Desperate Measures for Desperate Times

The boobs running the New York Times into the ground are flailing about, trying to come up with new ways to make some money on an enterprise that is rapidly approaching bankruptcy.

Among the ideas are a tiered pricing scheme that is sure to backfire, much like the Times Select fiasco that drove away countless readers.

Consider this latest maneuver merely rearranging the deck chairs on the Titanic.
Desperate to cover $3.1 billion in liabilities and plunging income, The New York Times might use a bailout trick that's worked wonders for other worthy causes -- pledge cash and get a tote bag.

Or a ball cap, T-shirt or even an exclusive sit-down at one of the paper's hallowed Page One editorial meetings where history is made.

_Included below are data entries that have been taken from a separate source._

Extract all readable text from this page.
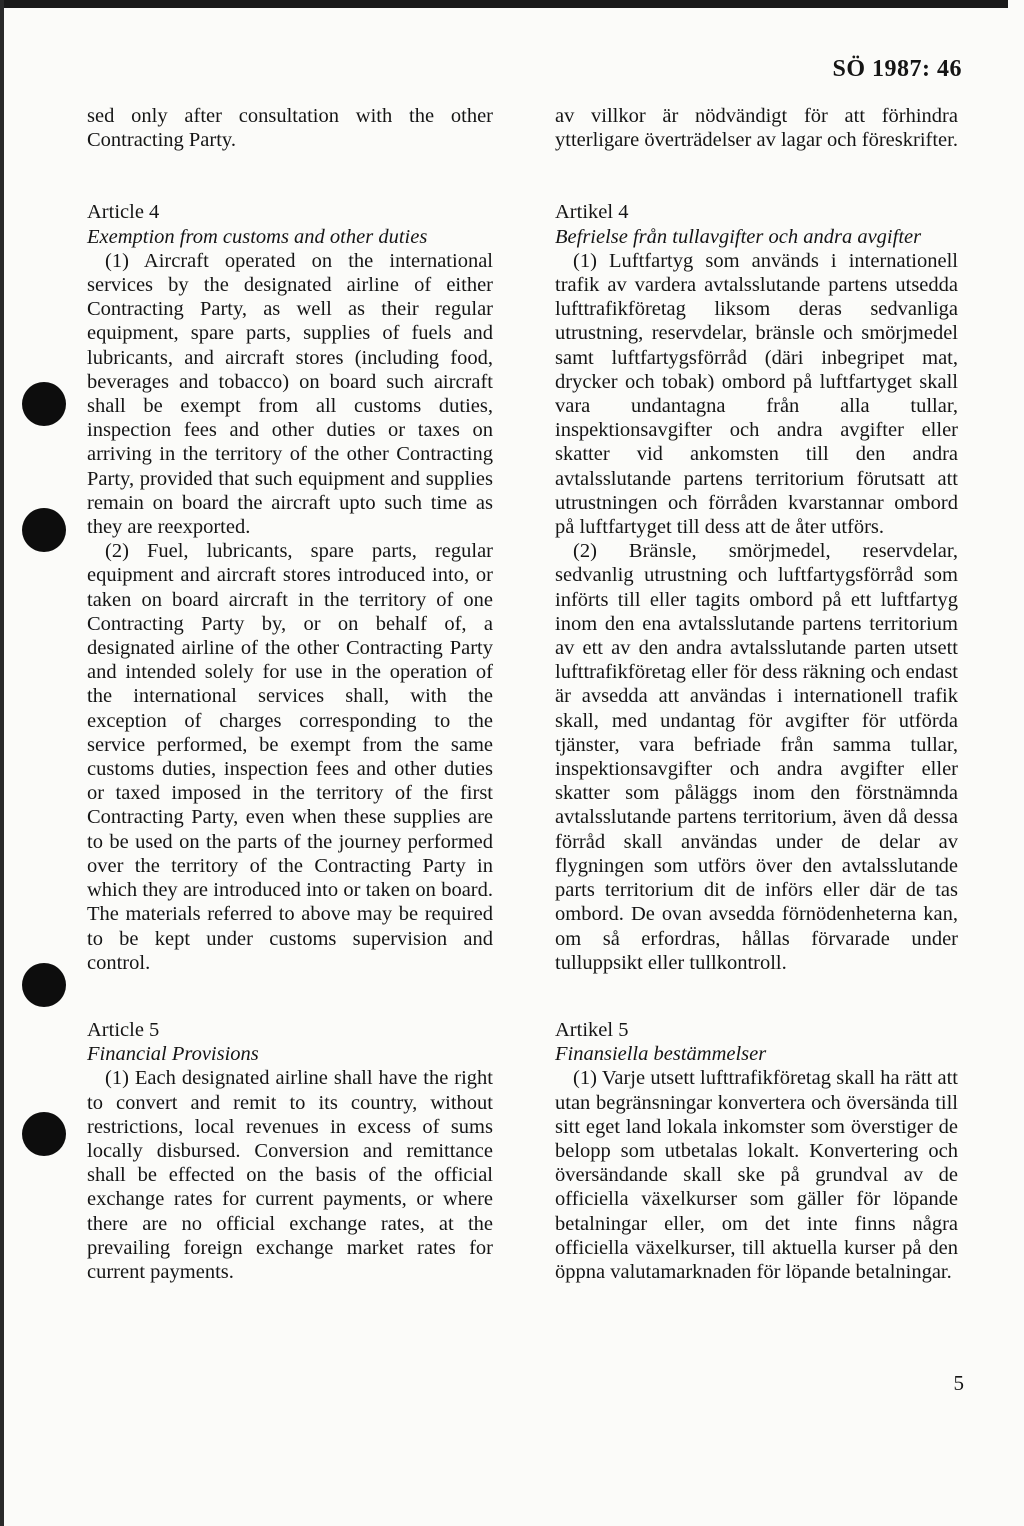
SÖ 1987: 46

sed only after consultation with the other Contracting Party.

Article 4
Exemption from customs and other duties

(1) Aircraft operated on the international services by the designated airline of either Contracting Party, as well as their regular equipment, spare parts, supplies of fuels and lubricants, and aircraft stores (including food, beverages and tobacco) on board such aircraft shall be exempt from all customs duties, inspection fees and other duties or taxes on arriving in the territory of the other Contracting Party, provided that such equipment and supplies remain on board the aircraft upto such time as they are reexported.

(2) Fuel, lubricants, spare parts, regular equipment and aircraft stores introduced into, or taken on board aircraft in the territory of one Contracting Party by, or on behalf of, a designated airline of the other Contracting Party and intended solely for use in the operation of the international services shall, with the exception of charges corresponding to the service performed, be exempt from the same customs duties, inspection fees and other duties or taxed imposed in the territory of the first Contracting Party, even when these supplies are to be used on the parts of the journey performed over the territory of the Contracting Party in which they are introduced into or taken on board. The materials referred to above may be required to be kept under customs supervision and control.

Article 5
Financial Provisions

(1) Each designated airline shall have the right to convert and remit to its country, without restrictions, local revenues in excess of sums locally disbursed. Conversion and remittance shall be effected on the basis of the official exchange rates for current payments, or where there are no official exchange rates, at the prevailing foreign exchange market rates for current payments.

av villkor är nödvändigt för att förhindra ytterligare överträdelser av lagar och föreskrifter.

Artikel 4
Befrielse från tullavgifter och andra avgifter

(1) Luftfartyg som används i internationell trafik av vardera avtalsslutande partens utsedda lufttrafikföretag liksom deras sedvanliga utrustning, reservdelar, bränsle och smörjmedel samt luftfartygsförråd (däri inbegripet mat, drycker och tobak) ombord på luftfartyget skall vara undantagna från alla tullar, inspektionsavgifter och andra avgifter eller skatter vid ankomsten till den andra avtalsslutande partens territorium förutsatt att utrustningen och förråden kvarstannar ombord på luftfartyget till dess att de åter utförs.

(2) Bränsle, smörjmedel, reservdelar, sedvanlig utrustning och luftfartygsförråd som införts till eller tagits ombord på ett luftfartyg inom den ena avtalsslutande partens territorium av ett av den andra avtalsslutande parten utsett lufttrafikföretag eller för dess räkning och endast är avsedda att användas i internationell trafik skall, med undantag för avgifter för utförda tjänster, vara befriade från samma tullar, inspektionsavgifter och andra avgifter eller skatter som påläggs inom den förstnämnda avtalsslutande partens territorium, även då dessa förråd skall användas under de delar av flygningen som utförs över den avtalsslutande parts territorium dit de införs eller där de tas ombord. De ovan avsedda förnödenheterna kan, om så erfordras, hållas förvarade under tulluppsikt eller tullkontroll.

Artikel 5
Finansiella bestämmelser

(1) Varje utsett lufttrafikföretag skall ha rätt att utan begränsningar konvertera och översända till sitt eget land lokala inkomster som överstiger de belopp som utbetalas lokalt. Konvertering och översändande skall ske på grundval av de officiella växelkurser som gäller för löpande betalningar eller, om det inte finns några officiella växelkurser, till aktuella kurser på den öppna valutamarknaden för löpande betalningar.

5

Executives at the company have been outlining the pledge strategy to employees as part of their latest rescue effort.

It involves leveraging the Times' online content, currently free to all, through various payment schemes.

The pledge plan would use a "membership" system, inviting users to sign up for various payment levels, according to a presentation by Executive Editor Bill Keller, which was disclosed by the Observer yesterday.

To soften the company's online mercenary appeals to the millions of users who use its site for free, the membership model would appeal to exclusivity by allowing users to buy into the "New York Times community," entitling them to exclusive content and behind-the-scenes events, Keller told staff.

No mention was made of whether "members" would have exclusive use of the Times auditorium or its cafeteria catering setup.
They should probably offer discounted psychoanalysis for new subscribers.

Whatever they do, you know they're praying for a government bailout, and hoping it comes fast.
The Times said in its latest quarterly filing that it faces current and long-term debt -- including pension and lease payments due -- totaling more than $3.1 billion.

Scott Heekin-Canedy, the Times' general manager, told staffers the company expects another weak quarter similar to the first-quarter's dismal $74.5 million loss.